Insulin Resistance Guide — Part 3

Seven Ways to Improve Insulin Sensitivity

The seven practical levers that most reliably shift insulin resistance in type 1 diabetes — lifestyle foundations first, then pharmacology where appropriate.

Overview

Insulin resistance in T1D is rarely one thing. It usually emerges from overlapping disturbances across muscle, liver, adipose tissue, gut hormone signalling, and brain insulin sensitivity. This page focuses on what tends to shift the system meaningfully in the real world.

The seven pillars below are stacked like a pyramid: lifestyle foundations first, then pharmacology where appropriate.

Prefer audio? Listen to GNL Podcast Episode 14: Overcoming Insulin Resistance.

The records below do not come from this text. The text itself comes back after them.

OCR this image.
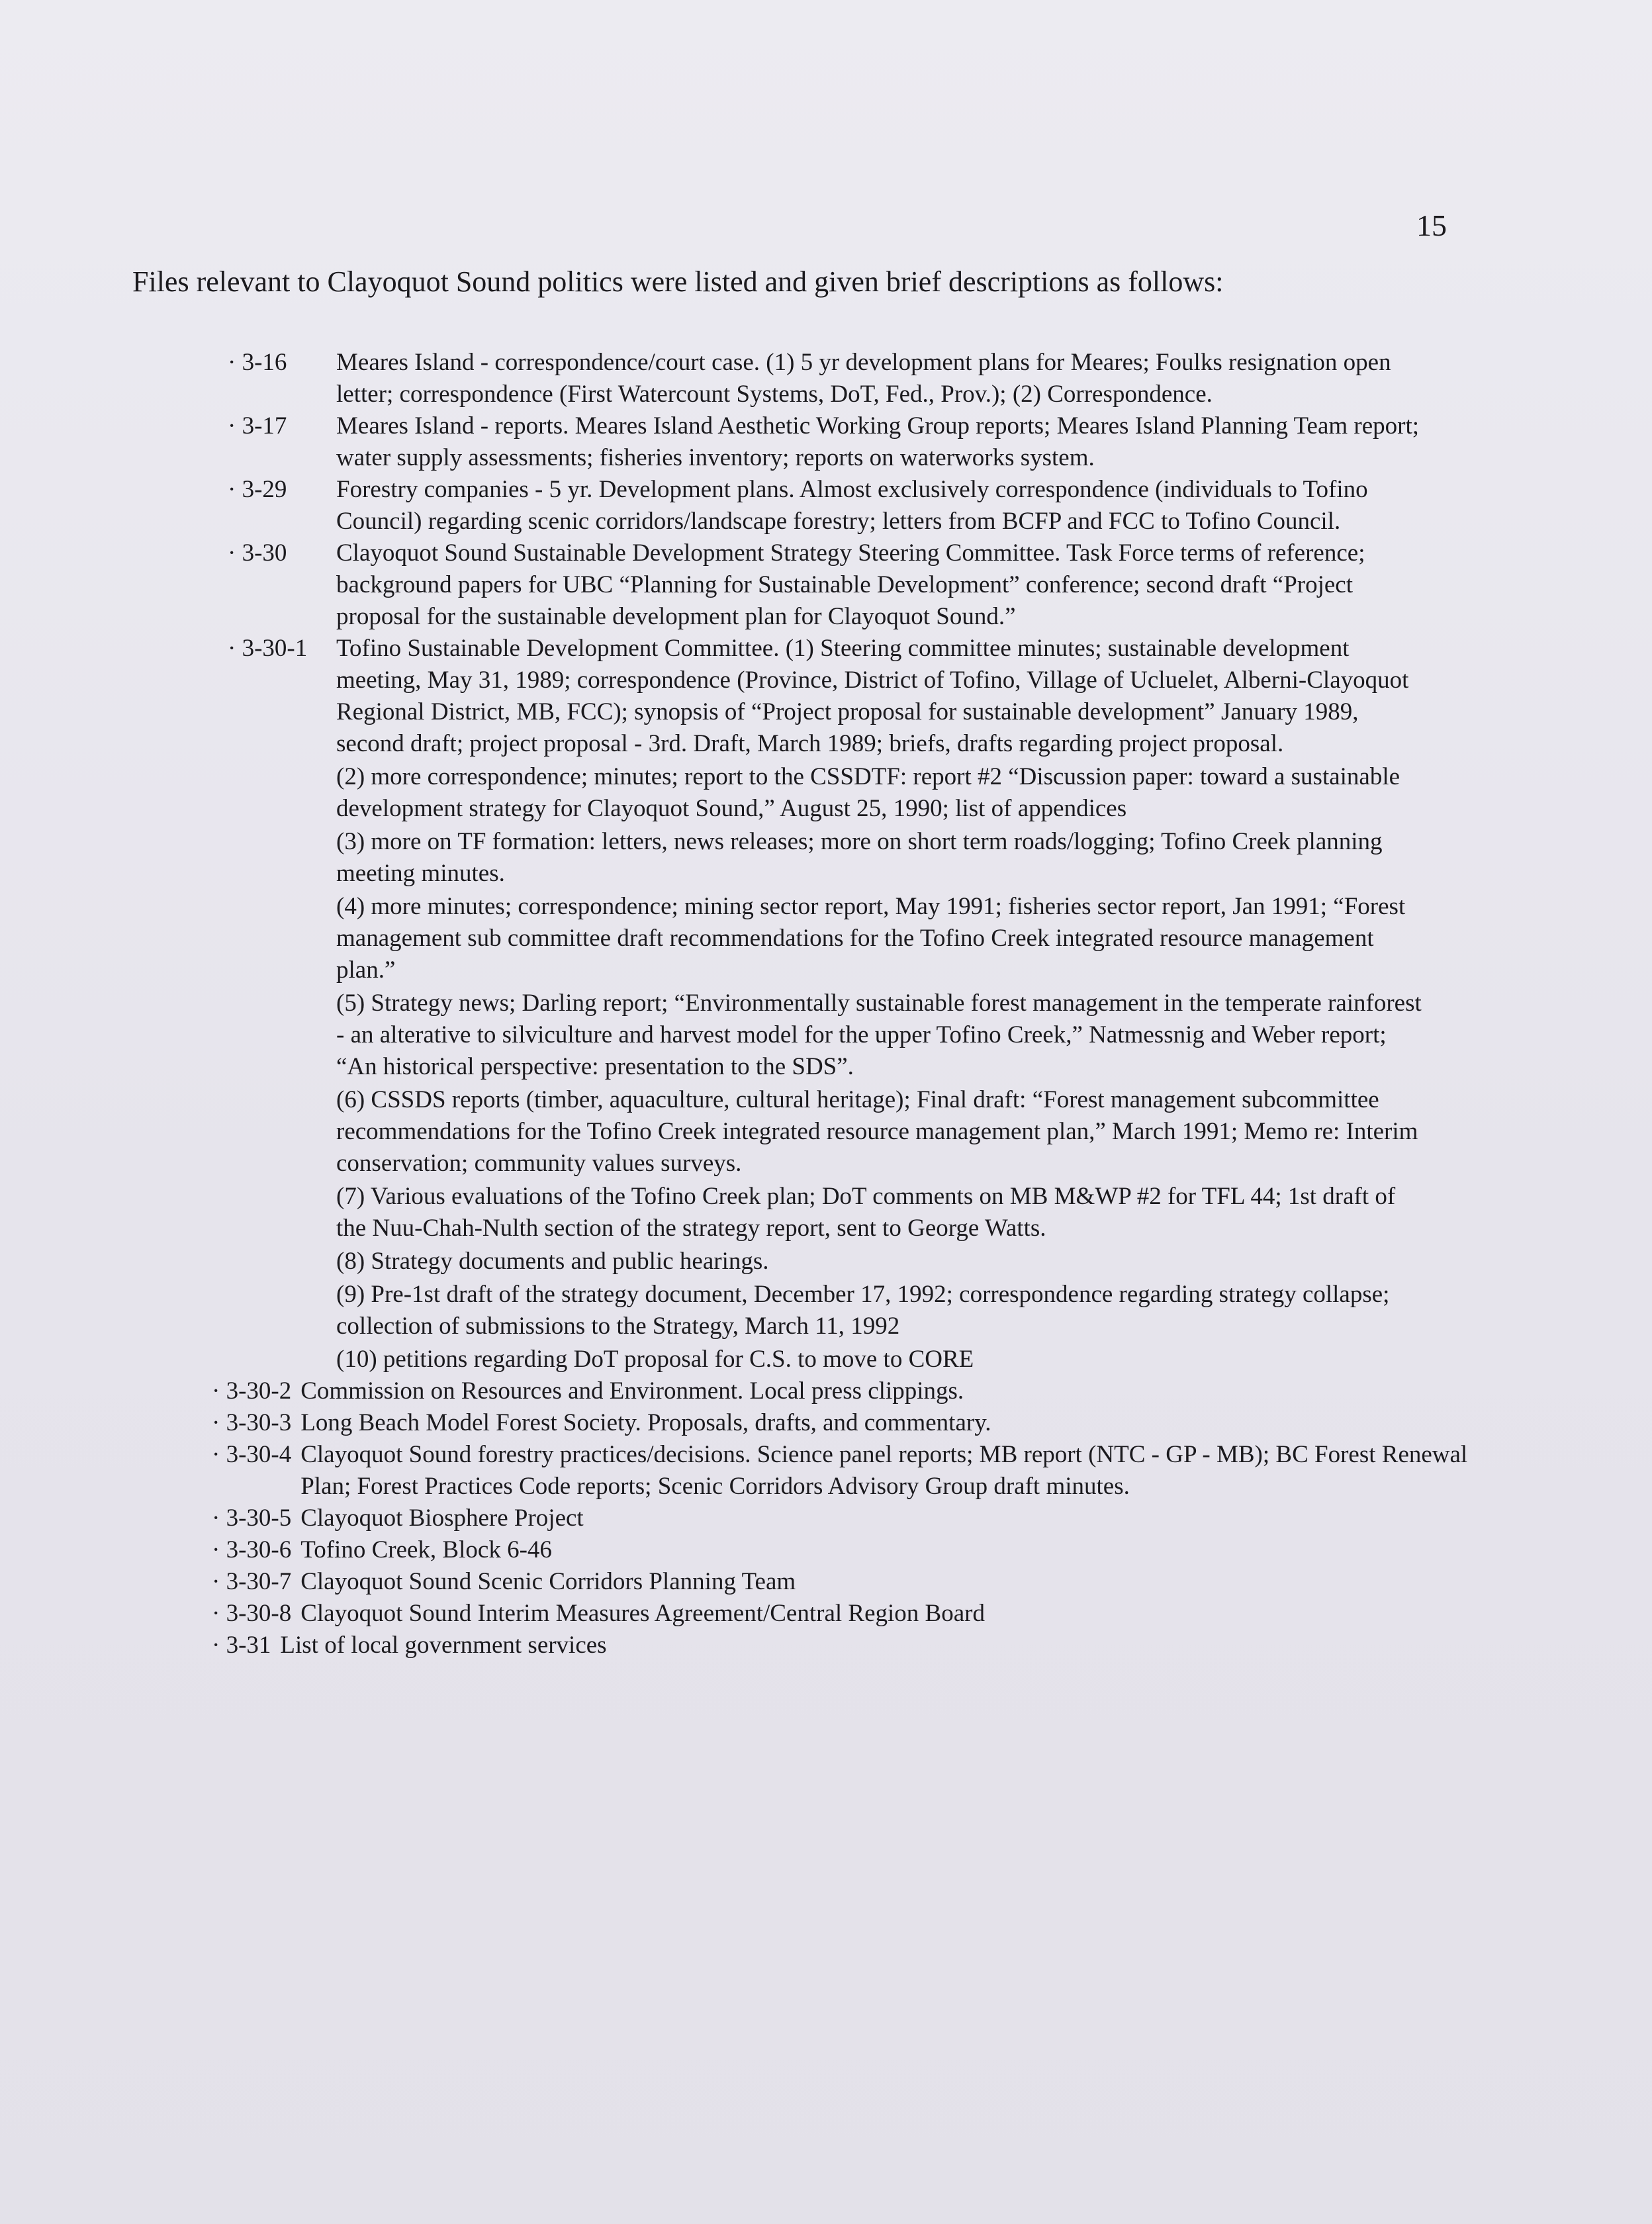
15
Files relevant to Clayoquot Sound politics were listed and given brief descriptions as follows:
· 3-16	Meares Island - correspondence/court case. (1) 5 yr development plans for Meares; Foulks resignation open letter; correspondence (First Watercount Systems, DoT, Fed., Prov.); (2) Correspondence.

· 3-17	Meares Island - reports. Meares Island Aesthetic Working Group reports; Meares Island Planning Team report; water supply assessments; fisheries inventory; reports on waterworks system.

· 3-29	Forestry companies - 5 yr. Development plans. Almost exclusively correspondence (individuals to Tofino Council) regarding scenic corridors/landscape forestry; letters from BCFP and FCC to Tofino Council.

· 3-30	Clayoquot Sound Sustainable Development Strategy Steering Committee. Task Force terms of reference; background papers for UBC “Planning for Sustainable Development” conference; second draft “Project proposal for the sustainable development plan for Clayoquot Sound.”

· 3-30-1	Tofino Sustainable Development Committee. (1) Steering committee minutes; sustainable development meeting, May 31, 1989; correspondence (Province, District of Tofino, Village of Ucluelet, Alberni-Clayoquot Regional District, MB, FCC); synopsis of “Project proposal for sustainable development” January 1989, second draft; project proposal - 3rd. Draft, March 1989; briefs, drafts regarding project proposal.

(2) more correspondence; minutes; report to the CSSDTF: report #2 “Discussion paper: toward a sustainable development strategy for Clayoquot Sound,” August 25, 1990; list of appendices

(3) more on TF formation: letters, news releases; more on short term roads/logging; Tofino Creek planning meeting minutes.

(4) more minutes; correspondence; mining sector report, May 1991; fisheries sector report, Jan 1991; “Forest management sub committee draft recommendations for the Tofino Creek integrated resource management plan.”

(5) Strategy news; Darling report; “Environmentally sustainable forest management in the temperate rainforest - an alterative to silviculture and harvest model for the upper Tofino Creek,” Natmessnig and Weber report; “An historical perspective: presentation to the SDS”.

(6) CSSDS reports (timber, aquaculture, cultural heritage); Final draft: “Forest management subcommittee recommendations for the Tofino Creek integrated resource management plan,” March 1991; Memo re: Interim conservation; community values surveys.

(7) Various evaluations of the Tofino Creek plan; DoT comments on MB M&WP #2 for TFL 44; 1st draft of the Nuu-Chah-Nulth section of the strategy report, sent to George Watts.

(8) Strategy documents and public hearings.

(9) Pre-1st draft of the strategy document, December 17, 1992; correspondence regarding strategy collapse; collection of submissions to the Strategy, March 11, 1992

(10) petitions regarding DoT proposal for C.S. to move to CORE

· 3-30-2 Commission on Resources and Environment. Local press clippings.
· 3-30-3 Long Beach Model Forest Society. Proposals, drafts, and commentary.
· 3-30-4 Clayoquot Sound forestry practices/decisions. Science panel reports; MB report (NTC - GP - MB); BC Forest Renewal Plan; Forest Practices Code reports; Scenic Corridors Advisory Group draft minutes.
· 3-30-5 Clayoquot Biosphere Project
· 3-30-6 Tofino Creek, Block 6-46
· 3-30-7 Clayoquot Sound Scenic Corridors Planning Team
· 3-30-8 Clayoquot Sound Interim Measures Agreement/Central Region Board
· 3-31 List of local government services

Pyramid diagram showing the seven pillars for improving insulin sensitivity in type 1 diabetes, with lifestyle foundations at the base and pharmacology at the top

The organising principle

On average, insulin resistance tends to improve most through (1) movement, (2) body fat reduction where appropriate, and (3) reducing glucotoxicity. Pharmacology can be powerful, but it typically works best when layered onto these foundations.

The art is choosing the smallest set of levers that meaningfully shifts the trajectory. Below are all seven pillars.

Pillar 1: Activity (aerobic + resistance + daily movement)

Physical activity improves insulin sensitivity through several mechanisms at once: increased glucose uptake (including non-insulin-mediated uptake), improved muscle insulin signalling, reduced intramuscular lipid burden (DAGs), improved hepatic insulin sensitivity, and improved appetite regulation via brain signalling.

Chart showing the glucose-lowering effect of post-meal exercise in type 1 diabetes

Fasted exercise: Morning exercise performed at low circulating insulin levels may favour greater fat oxidation and often improves whole-day insulin sensitivity.
10-15 minutes after meals: This tends to reduce post-meal peaks and supercharge the circulating meal insulin, so less is required for the same effect.
Strength training 3-4 times per week: Increases muscle mass and glucose disposal capacity — this is where many people find the most leverage.
Aerobic training 3-5 times per week: Helps clear intramuscular lipid burden (DAGs) and improves hepatic control.
Daily movement: Breaks sedentary time and keeps insulin action more predictable.
Activity snacking: Small bursts of movement that reduce glucose and metabolic load without requiring a full workout.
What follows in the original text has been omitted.